In fact, several case series with omalizumab have been published,10 but currently only 1 randomized, placebo-controlled study is available, which is limited by its small sample size (13 patients) and single-center, open-label design.11 A clinical trial did begin,12 but ended earlier than expected due to adverse events probably caused by an unrealistic design that involved the administration of a daily dose of omalizumab. In the published cases using omalizumab in ABPA, a significant reduction in exacerbations and use of oral corticosteroids was detected,10,11 and the doses used in asthma appear to be sufficient despite these patients’ higher IgE levels.

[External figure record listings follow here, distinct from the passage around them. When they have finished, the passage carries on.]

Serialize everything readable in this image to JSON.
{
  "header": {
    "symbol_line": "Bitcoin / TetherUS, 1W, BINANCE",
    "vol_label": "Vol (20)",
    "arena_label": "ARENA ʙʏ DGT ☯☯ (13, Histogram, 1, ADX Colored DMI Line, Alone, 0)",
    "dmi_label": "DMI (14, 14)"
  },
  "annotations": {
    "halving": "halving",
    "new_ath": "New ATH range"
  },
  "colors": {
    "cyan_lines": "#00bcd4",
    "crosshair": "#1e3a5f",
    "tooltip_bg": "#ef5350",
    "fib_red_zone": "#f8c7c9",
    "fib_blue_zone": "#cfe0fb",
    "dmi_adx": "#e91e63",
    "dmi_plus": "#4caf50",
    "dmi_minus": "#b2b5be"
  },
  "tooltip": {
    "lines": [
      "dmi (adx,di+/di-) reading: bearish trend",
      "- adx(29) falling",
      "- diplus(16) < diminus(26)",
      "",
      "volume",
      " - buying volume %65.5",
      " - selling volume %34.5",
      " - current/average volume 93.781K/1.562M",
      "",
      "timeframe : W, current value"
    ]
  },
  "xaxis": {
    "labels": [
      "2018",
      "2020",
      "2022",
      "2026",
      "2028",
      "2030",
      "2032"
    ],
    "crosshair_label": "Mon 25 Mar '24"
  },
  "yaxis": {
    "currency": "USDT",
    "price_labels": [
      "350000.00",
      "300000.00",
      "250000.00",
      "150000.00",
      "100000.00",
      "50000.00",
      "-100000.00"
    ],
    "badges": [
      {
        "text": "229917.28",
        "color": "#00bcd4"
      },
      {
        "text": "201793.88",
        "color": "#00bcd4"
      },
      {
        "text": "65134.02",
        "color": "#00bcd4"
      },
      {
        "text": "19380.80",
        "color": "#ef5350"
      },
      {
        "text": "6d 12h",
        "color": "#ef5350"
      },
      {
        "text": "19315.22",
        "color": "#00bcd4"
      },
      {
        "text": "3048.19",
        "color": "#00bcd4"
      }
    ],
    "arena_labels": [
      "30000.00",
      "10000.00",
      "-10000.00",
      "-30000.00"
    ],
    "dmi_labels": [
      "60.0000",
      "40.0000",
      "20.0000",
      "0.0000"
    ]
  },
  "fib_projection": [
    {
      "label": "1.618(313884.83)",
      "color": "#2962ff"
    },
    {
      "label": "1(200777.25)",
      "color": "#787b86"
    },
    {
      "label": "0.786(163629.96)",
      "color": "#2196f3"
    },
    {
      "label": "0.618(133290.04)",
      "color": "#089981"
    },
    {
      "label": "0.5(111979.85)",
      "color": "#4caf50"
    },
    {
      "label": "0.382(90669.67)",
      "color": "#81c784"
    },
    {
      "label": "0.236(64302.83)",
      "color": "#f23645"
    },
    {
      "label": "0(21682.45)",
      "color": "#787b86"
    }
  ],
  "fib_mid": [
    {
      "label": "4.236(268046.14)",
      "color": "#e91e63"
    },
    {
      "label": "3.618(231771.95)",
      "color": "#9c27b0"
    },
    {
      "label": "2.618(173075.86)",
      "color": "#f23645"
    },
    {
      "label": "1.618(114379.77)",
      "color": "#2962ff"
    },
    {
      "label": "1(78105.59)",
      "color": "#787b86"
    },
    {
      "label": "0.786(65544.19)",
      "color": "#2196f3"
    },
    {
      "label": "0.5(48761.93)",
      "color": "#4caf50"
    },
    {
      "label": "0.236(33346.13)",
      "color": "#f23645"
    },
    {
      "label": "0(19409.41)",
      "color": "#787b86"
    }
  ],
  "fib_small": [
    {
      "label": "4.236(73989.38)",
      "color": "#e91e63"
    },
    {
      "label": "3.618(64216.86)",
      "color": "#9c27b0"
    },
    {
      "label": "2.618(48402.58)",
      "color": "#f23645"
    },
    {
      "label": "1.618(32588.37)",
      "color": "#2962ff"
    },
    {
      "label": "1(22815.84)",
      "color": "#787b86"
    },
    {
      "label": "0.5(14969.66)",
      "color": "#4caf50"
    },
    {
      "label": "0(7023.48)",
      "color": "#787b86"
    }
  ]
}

Case series with mepolizumab and benralizumab as monotherapy for ABPA have also shown good results.13,14 Furthermore, given the eosinophilia and increased IgE characteristic of ABPA, omalizumab has been used synergically in combination with an anti-IL5.15 These new treatments appear to be a good alternative, especially as corticosteroid-sparing agents or in patients who refuse steroid treatment. However, due to the lack of clinical trials, the ideal dose, length of treatment, and the medium to long-term side effects remain to be determined.

Although almost 70 years have passed since the first description of a patient with ABPA, there are still large gaps in our knowledge, and evidence on epidemiology, pathogenesis, diagnosis, and treatment is limited. More effective and less toxic treatments are needed for the management of this complex disorder. Given the results of case studies with the newly available drugs and the lack of controlled trials, a greater commitment to research is needed to help answer the questions raised.